Seu filho já pagou algum boleto?
A primeira vez que tive contato com educação financeira foi em 2002, quando fui voluntária em uma ONG dando aulas de economia pessoal para alunos de uma escola pública de São Paulo. Era uma turma do sétimo ano do ensino fundamental e nesse curso eles aprendiam o básico sobre orçamento financeiro pessoal e familiar e as vantagens e desvantagens do crédito, além de explorarem opções de carreira e descobrirem o valor da educação.
Me lembro de chegar no primeiro dia de aula mais assustada do que no meu primeiro dia de trabalho no mercado financeiro. Era uma mistura de ansiedade por nunca ter dado uma aula antes, e curiosidade sobre como seria o engajamento daquelas crianças com o tema. Coloquei o medo na sacola, respirei fundo e mergulhei de cabeça naquela incrível experiência. O que eu não imaginava era que, poucos anos mais tarde, a educação financeira se tornaria para mim uma profissão.
Aqueles jovens, vindos de realidades tão distintas, tinham um ponto em comum: o sonho de se tornarem pessoas financeiramente mais prósperas. Minha missão ali era mostrar caminhos e ferramentas para viabilizar essa conquista.
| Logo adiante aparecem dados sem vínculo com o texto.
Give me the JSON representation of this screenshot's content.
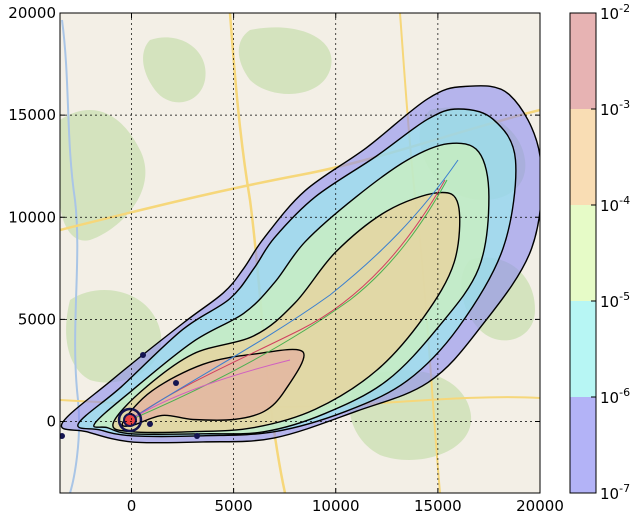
{
  "chart_data": {
    "type": "contour",
    "xlim": [
      -3500,
      20000
    ],
    "ylim": [
      -3500,
      20000
    ],
    "x_ticks": [
      "0",
      "5000",
      "10000",
      "15000",
      "20000"
    ],
    "x_tick_values": [
      0,
      5000,
      10000,
      15000,
      20000
    ],
    "y_ticks": [
      "0",
      "5000",
      "10000",
      "15000",
      "20000"
    ],
    "y_tick_values": [
      0,
      5000,
      10000,
      15000,
      20000
    ],
    "grid": true,
    "background": "map",
    "colorbar": {
      "scale": "log",
      "levels": [
        {
          "base": "10",
          "exp": "-7",
          "value": 1e-07
        },
        {
          "base": "10",
          "exp": "-6",
          "value": 1e-06
        },
        {
          "base": "10",
          "exp": "-5",
          "value": 1e-05
        },
        {
          "base": "10",
          "exp": "-4",
          "value": 0.0001
        },
        {
          "base": "10",
          "exp": "-3",
          "value": 0.001
        },
        {
          "base": "10",
          "exp": "-2",
          "value": 0.01
        }
      ],
      "bands": [
        {
          "from": 1e-07,
          "to": 1e-06,
          "color": "#b3b3f7"
        },
        {
          "from": 1e-06,
          "to": 1e-05,
          "color": "#b7f6f4"
        },
        {
          "from": 1e-05,
          "to": 0.0001,
          "color": "#e6fbc7"
        },
        {
          "from": 0.0001,
          "to": 0.001,
          "color": "#f9ddb4"
        },
        {
          "from": 0.001,
          "to": 0.01,
          "color": "#e7b3b3"
        }
      ]
    },
    "contours": [
      {
        "level": 1e-07,
        "fill": "#8c8cf0",
        "points": [
          [
            -3400,
            -100
          ],
          [
            -1000,
            2000
          ],
          [
            2500,
            4800
          ],
          [
            4500,
            6300
          ],
          [
            5500,
            7500
          ],
          [
            6500,
            9000
          ],
          [
            8500,
            11300
          ],
          [
            11500,
            13400
          ],
          [
            14500,
            15800
          ],
          [
            16300,
            16400
          ],
          [
            18500,
            16000
          ],
          [
            20000,
            13000
          ],
          [
            19600,
            8500
          ],
          [
            17000,
            4500
          ],
          [
            14500,
            1900
          ],
          [
            11000,
            500
          ],
          [
            7000,
            -800
          ],
          [
            3500,
            -1000
          ],
          [
            0,
            -1000
          ],
          [
            -2200,
            -500
          ]
        ]
      },
      {
        "level": 1e-06,
        "fill": "#9af1ee",
        "points": [
          [
            -2600,
            -100
          ],
          [
            -500,
            1700
          ],
          [
            2500,
            4500
          ],
          [
            4800,
            6000
          ],
          [
            6000,
            7500
          ],
          [
            7000,
            9000
          ],
          [
            9000,
            11000
          ],
          [
            12000,
            13000
          ],
          [
            14500,
            14800
          ],
          [
            16000,
            15300
          ],
          [
            17700,
            14800
          ],
          [
            18800,
            12800
          ],
          [
            18200,
            8500
          ],
          [
            16000,
            4600
          ],
          [
            13500,
            2000
          ],
          [
            10500,
            500
          ],
          [
            7000,
            -500
          ],
          [
            3500,
            -700
          ],
          [
            0,
            -700
          ],
          [
            -1600,
            -400
          ]
        ]
      },
      {
        "level": 1e-05,
        "fill": "#d8f7b0",
        "points": [
          [
            -1800,
            -100
          ],
          [
            0,
            1500
          ],
          [
            3000,
            3900
          ],
          [
            5500,
            5300
          ],
          [
            7000,
            6800
          ],
          [
            8500,
            8800
          ],
          [
            11000,
            11000
          ],
          [
            13500,
            12800
          ],
          [
            15500,
            13600
          ],
          [
            17000,
            13200
          ],
          [
            17500,
            11000
          ],
          [
            17000,
            7500
          ],
          [
            15000,
            4600
          ],
          [
            12500,
            2000
          ],
          [
            9500,
            400
          ],
          [
            6500,
            -500
          ],
          [
            3500,
            -600
          ],
          [
            0,
            -600
          ],
          [
            -1200,
            -300
          ]
        ]
      },
      {
        "level": 0.0001,
        "fill": "#f5cb90",
        "points": [
          [
            -900,
            -100
          ],
          [
            500,
            1500
          ],
          [
            3000,
            3300
          ],
          [
            6000,
            4200
          ],
          [
            8000,
            5800
          ],
          [
            10000,
            8300
          ],
          [
            12500,
            10300
          ],
          [
            15000,
            11200
          ],
          [
            16000,
            10600
          ],
          [
            15800,
            7800
          ],
          [
            14300,
            5100
          ],
          [
            12000,
            2500
          ],
          [
            9000,
            600
          ],
          [
            6000,
            -300
          ],
          [
            3000,
            -500
          ],
          [
            0,
            -500
          ]
        ]
      },
      {
        "level": 0.001,
        "fill": "#e5a8a0",
        "points": [
          [
            -400,
            0
          ],
          [
            1000,
            1500
          ],
          [
            3500,
            2800
          ],
          [
            6000,
            3300
          ],
          [
            8400,
            3400
          ],
          [
            7500,
            1500
          ],
          [
            6500,
            500
          ],
          [
            5000,
            100
          ],
          [
            3000,
            100
          ],
          [
            1500,
            300
          ],
          [
            0,
            -200
          ]
        ]
      }
    ],
    "source_marker": {
      "x": 0,
      "y": 0,
      "color": "#cc0000"
    }
  },
  "colors": {
    "outline": "#000000",
    "map_base": "#f3efe6",
    "map_green": "#c9dfb0",
    "road": "#f6d77a",
    "water": "#a9c5e6"
  }
}
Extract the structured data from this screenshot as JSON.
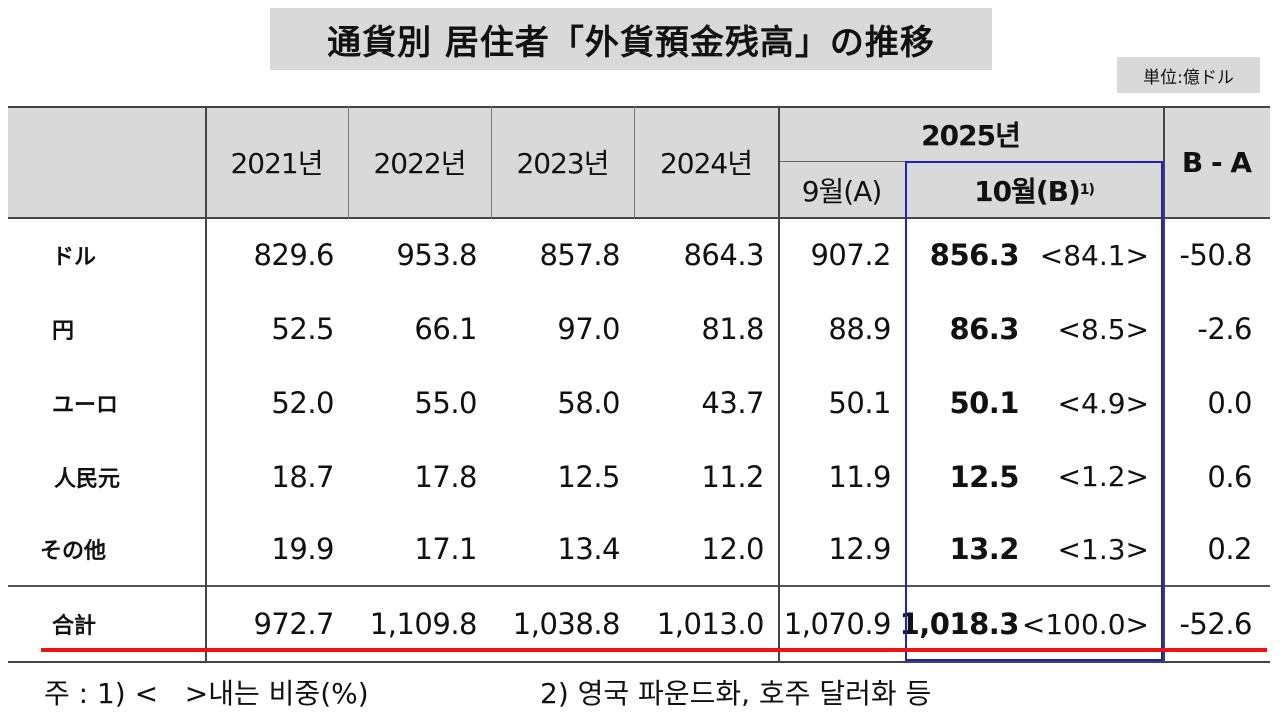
{
  "title": "通貨別 居住者「外貨預金残高」の推移",
  "unit": "単位:億ドル",
  "header": {
    "years": [
      "2021년",
      "2022년",
      "2023년",
      "2024년"
    ],
    "year2025": "2025년",
    "month_a": "9월(A)",
    "month_b": "10월(B)",
    "month_b_note": "1)",
    "diff": "B - A"
  },
  "rows": [
    {
      "label": "ドル",
      "values": [
        "829.6",
        "953.8",
        "857.8",
        "864.3",
        "907.2",
        "856.3"
      ],
      "share": "<84.1>",
      "diff": "-50.8"
    },
    {
      "label": "円",
      "values": [
        "52.5",
        "66.1",
        "97.0",
        "81.8",
        "88.9",
        "86.3"
      ],
      "share": "<8.5>",
      "diff": "-2.6"
    },
    {
      "label": "ユーロ",
      "values": [
        "52.0",
        "55.0",
        "58.0",
        "43.7",
        "50.1",
        "50.1"
      ],
      "share": "<4.9>",
      "diff": "0.0"
    },
    {
      "label": "人民元",
      "values": [
        "18.7",
        "17.8",
        "12.5",
        "11.2",
        "11.9",
        "12.5"
      ],
      "share": "<1.2>",
      "diff": "0.6"
    },
    {
      "label": "その他",
      "values": [
        "19.9",
        "17.1",
        "13.4",
        "12.0",
        "12.9",
        "13.2"
      ],
      "share": "<1.3>",
      "diff": "0.2"
    },
    {
      "label": "合計",
      "values": [
        "972.7",
        "1,109.8",
        "1,038.8",
        "1,013.0",
        "1,070.9",
        "1,018.3"
      ],
      "share": "<100.0>",
      "diff": "-52.6"
    }
  ],
  "notes": {
    "note1": "주 : 1) <   >내는 비중(%)",
    "note2": "2) 영국 파운드화, 호주 달러화 등"
  },
  "colors": {
    "header_bg": "#d9d9d9",
    "highlight_box": "#1f1fd0",
    "underline": "#e11111"
  }
}
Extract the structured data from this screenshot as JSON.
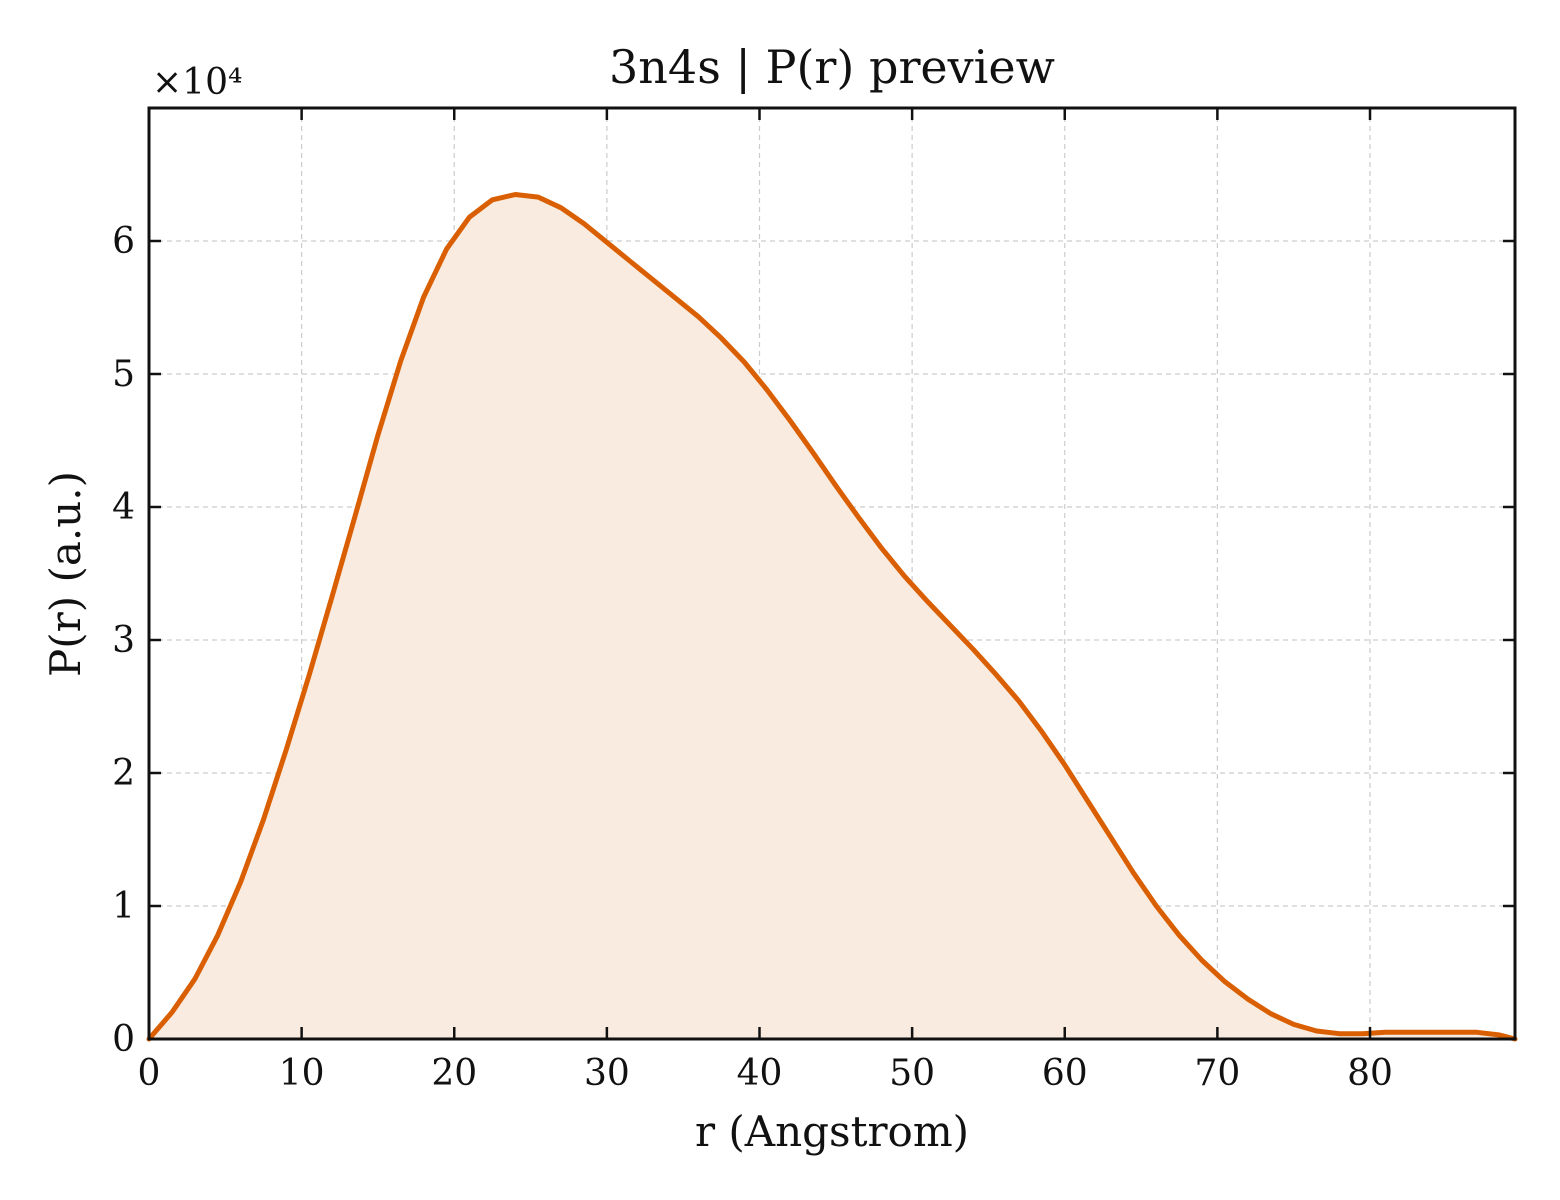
{
  "chart_data": {
    "type": "area",
    "title": "3n4s | P(r) preview",
    "xlabel": "r (Angstrom)",
    "ylabel": "P(r) (a.u.)",
    "y_offset_label": "×10⁴",
    "xlim": [
      0,
      89.5
    ],
    "ylim": [
      0,
      7.0
    ],
    "x_ticks": [
      0,
      10,
      20,
      30,
      40,
      50,
      60,
      70,
      80
    ],
    "y_ticks": [
      0,
      1,
      2,
      3,
      4,
      5,
      6
    ],
    "x_tick_labels": [
      "0",
      "10",
      "20",
      "30",
      "40",
      "50",
      "60",
      "70",
      "80"
    ],
    "y_tick_labels": [
      "0",
      "1",
      "2",
      "3",
      "4",
      "5",
      "6"
    ],
    "grid": true,
    "line_color": "#d95f02",
    "fill_color": "#f9ebe0",
    "series": [
      {
        "x": [
          0,
          1.5,
          3,
          4.5,
          6,
          7.5,
          9,
          10.5,
          12,
          13.5,
          15,
          16.5,
          18,
          19.5,
          21,
          22.5,
          24,
          25.5,
          27,
          28.5,
          30,
          31.5,
          33,
          34.5,
          36,
          37.5,
          39,
          40.5,
          42,
          43.5,
          45,
          46.5,
          48,
          49.5,
          51,
          52.5,
          54,
          55.5,
          57,
          58.5,
          60,
          61.5,
          63,
          64.5,
          66,
          67.5,
          69,
          70.5,
          72,
          73.5,
          75,
          76.5,
          78,
          79.5,
          81,
          82.5,
          84,
          85.5,
          87,
          88.5,
          89.5
        ],
        "y": [
          0.0,
          0.2,
          0.45,
          0.78,
          1.18,
          1.65,
          2.18,
          2.74,
          3.33,
          3.93,
          4.54,
          5.1,
          5.58,
          5.94,
          6.18,
          6.31,
          6.35,
          6.33,
          6.25,
          6.13,
          5.99,
          5.85,
          5.71,
          5.57,
          5.43,
          5.27,
          5.09,
          4.88,
          4.65,
          4.41,
          4.16,
          3.92,
          3.69,
          3.48,
          3.29,
          3.11,
          2.93,
          2.74,
          2.54,
          2.31,
          2.06,
          1.79,
          1.52,
          1.25,
          1.0,
          0.78,
          0.59,
          0.43,
          0.3,
          0.19,
          0.11,
          0.06,
          0.04,
          0.04,
          0.05,
          0.05,
          0.05,
          0.05,
          0.05,
          0.03,
          0.0
        ]
      }
    ]
  }
}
Dentre as dez aulas que ministrei para essa turma, uma delas me chamou atenção pela curiosidade e engajamento das crianças. Apesar de muitas terem clareza da realidade financeira de suas famílias – e uma minoria até mesmo já trabalhava para ajudar no sustento da casa – elas não tinham a menor ideia do que era (ou para que servia) um caixa eletrônico, o internet banking, uma conta corrente, um talão de cheques (muito comum e utilizado na época) ou mesmo um boleto.
A dinâmica proposta por mim para a turma era de simular o ambiente de uma agência bancária, para que pudessem receber e pagar contas, descontar cheques e sacar dinheiro em um caixa eletrônico. Foi uma educativa simulação do mundo real.
Passados quase vinte anos dessa minha primeira experiência, vejo ainda a alienação das crianças e dos jovens sobre práticas tão corriqueiras do cotidiano de qualquer cidadão.
Ensinar para os filhos o valor e o significado do dinheiro, ou a importância de se ter uma vida financeira saudável, passa por ensiná-los a utilizar os recursos disponíveis de forma lúdica e aplicada. Hoje em dia qualquer criança é um nativo digital que domina aplicativos e jogos eletrônicos dos mais diversos com uma invejável destreza. Contudo, essa mesma criança certamente não tem a menor ideia para que serve o aplicativo ou o internet banking de uma instituição financeira.
E é aí que mora uma grande oportunidade de mostrar para os filhos que dinheiro não nasce na ATM, que cartão de crédito não é um pedaço de plástico milagroso (que você passa e, do nada, seu sonho se realiza) e que aquele tanto de papéis que chegam em casa todos os meses é muito mais do que uma agressão ao meio ambiente.
Contextualizar as teorias é um ótimo processo educativo. Experimente convidar os filhos para navegarem no app do banco, apresentando e explicando a utilidade de cada funcionalidade. Envolva-os nas rotinas mais simples, como a conferência do extrato bancário ou o saldo em um investimento. Ensine o processo que o seu dinheiro percorre quando uma compra é paga com cartão de crédito e os alfabetize nas ferramentas que serão manejadas por eles em um futuro bem próximo. Fazer isso é aproximá-los do mundo real.
Eles podem até não precisar tão cedo pagar um boleto, mas certamente entenderão de onde vem, para o que serve e a importância de pagá-lo em dia.